Марина так обрадовалась, что Нина с Алексеевым привели к ней в гости целую компанию, что глаза ее лучились солнышками. Ее мать, тетя Маша, опять хлопотала с чаем, тут же взялась печь какой-то быстрый пирог и потом им всех щедро оделяла. Говорили о разном: о школьных делах, о новых фильмах и, конечно же, о венецианских масках, красоте которых и профессионализму, с которым они были сделаны, поразились даже молодые люди. Конечно, никто не посмел бы затеять разговора о спорте, чтобы не травмировать Марину, но она сама вдруг начала рассказывать о гимнастике, соревнованиях, а ее мама даже вытащила из шкафа несколько медалей и кубков, завоеванных дочерью на международных соревнованиях.

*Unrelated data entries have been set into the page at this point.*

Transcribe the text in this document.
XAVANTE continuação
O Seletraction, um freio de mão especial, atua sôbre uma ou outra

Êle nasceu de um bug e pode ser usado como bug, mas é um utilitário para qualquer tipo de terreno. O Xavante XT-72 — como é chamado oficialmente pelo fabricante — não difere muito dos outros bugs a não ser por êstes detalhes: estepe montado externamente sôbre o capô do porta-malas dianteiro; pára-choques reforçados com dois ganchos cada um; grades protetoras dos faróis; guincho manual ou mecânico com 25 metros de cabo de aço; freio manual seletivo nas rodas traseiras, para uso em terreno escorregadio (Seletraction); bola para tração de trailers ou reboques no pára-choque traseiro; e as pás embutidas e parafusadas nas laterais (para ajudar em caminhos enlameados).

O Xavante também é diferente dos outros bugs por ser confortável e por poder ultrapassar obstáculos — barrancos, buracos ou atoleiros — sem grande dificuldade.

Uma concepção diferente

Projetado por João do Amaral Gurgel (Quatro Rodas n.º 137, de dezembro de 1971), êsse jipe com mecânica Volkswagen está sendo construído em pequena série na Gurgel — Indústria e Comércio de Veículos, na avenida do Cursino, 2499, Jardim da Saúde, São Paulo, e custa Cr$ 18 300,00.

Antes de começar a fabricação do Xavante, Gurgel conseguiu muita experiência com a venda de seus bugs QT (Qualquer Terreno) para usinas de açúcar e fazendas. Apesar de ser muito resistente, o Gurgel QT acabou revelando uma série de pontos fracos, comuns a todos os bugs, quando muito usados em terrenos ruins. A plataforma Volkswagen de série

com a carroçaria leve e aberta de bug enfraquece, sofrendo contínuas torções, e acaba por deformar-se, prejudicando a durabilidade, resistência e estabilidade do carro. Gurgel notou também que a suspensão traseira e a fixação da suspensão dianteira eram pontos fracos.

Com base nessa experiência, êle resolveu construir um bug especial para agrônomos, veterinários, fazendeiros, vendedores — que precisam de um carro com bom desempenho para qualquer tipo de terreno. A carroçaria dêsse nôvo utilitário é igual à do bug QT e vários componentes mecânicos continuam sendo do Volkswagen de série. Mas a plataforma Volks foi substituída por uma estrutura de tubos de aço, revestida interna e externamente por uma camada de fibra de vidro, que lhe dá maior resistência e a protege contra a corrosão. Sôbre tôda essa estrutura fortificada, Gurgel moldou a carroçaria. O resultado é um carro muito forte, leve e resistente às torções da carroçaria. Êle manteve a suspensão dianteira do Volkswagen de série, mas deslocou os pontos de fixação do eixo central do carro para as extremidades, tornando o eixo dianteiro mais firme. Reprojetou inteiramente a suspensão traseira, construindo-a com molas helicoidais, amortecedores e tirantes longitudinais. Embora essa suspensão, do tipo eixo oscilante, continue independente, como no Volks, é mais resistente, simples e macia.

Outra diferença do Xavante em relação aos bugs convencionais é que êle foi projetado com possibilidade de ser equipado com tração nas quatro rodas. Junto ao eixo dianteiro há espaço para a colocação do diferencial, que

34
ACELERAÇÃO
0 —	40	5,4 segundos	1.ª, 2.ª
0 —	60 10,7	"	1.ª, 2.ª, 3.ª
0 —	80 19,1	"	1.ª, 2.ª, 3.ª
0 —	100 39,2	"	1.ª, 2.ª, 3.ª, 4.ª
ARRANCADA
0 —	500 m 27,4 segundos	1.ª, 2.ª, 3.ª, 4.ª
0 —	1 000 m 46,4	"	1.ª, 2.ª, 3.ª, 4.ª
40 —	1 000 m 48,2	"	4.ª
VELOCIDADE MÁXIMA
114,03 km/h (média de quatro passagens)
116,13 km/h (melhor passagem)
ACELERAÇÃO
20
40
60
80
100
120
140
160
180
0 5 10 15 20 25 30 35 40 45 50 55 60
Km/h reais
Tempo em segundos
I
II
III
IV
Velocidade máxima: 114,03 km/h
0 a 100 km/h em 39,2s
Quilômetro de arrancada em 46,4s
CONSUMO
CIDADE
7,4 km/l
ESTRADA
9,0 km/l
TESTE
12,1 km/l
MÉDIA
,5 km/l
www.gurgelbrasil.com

Марина вела себя так естественно и достойно, что вовсе не вызывала жалости к себе. Всем пришедшим к ней в гости казалось, что она очень скоро поправит здоровье и непременно вернется в спорт, поскольку ничто иное просто невозможно. Нина радовалась, что встреча получилась такой теплой, и украдкой переглядывалась с Митей. Своим взглядом она хотела сказать ему, что все хорошо и что он зря переживал. Что означал взгляд Мити, она не понимала. Он был каким-то тревожащим, чересчур пронзительным. Нина пыталась понять, что делает не так, но в голову ничего не приходило.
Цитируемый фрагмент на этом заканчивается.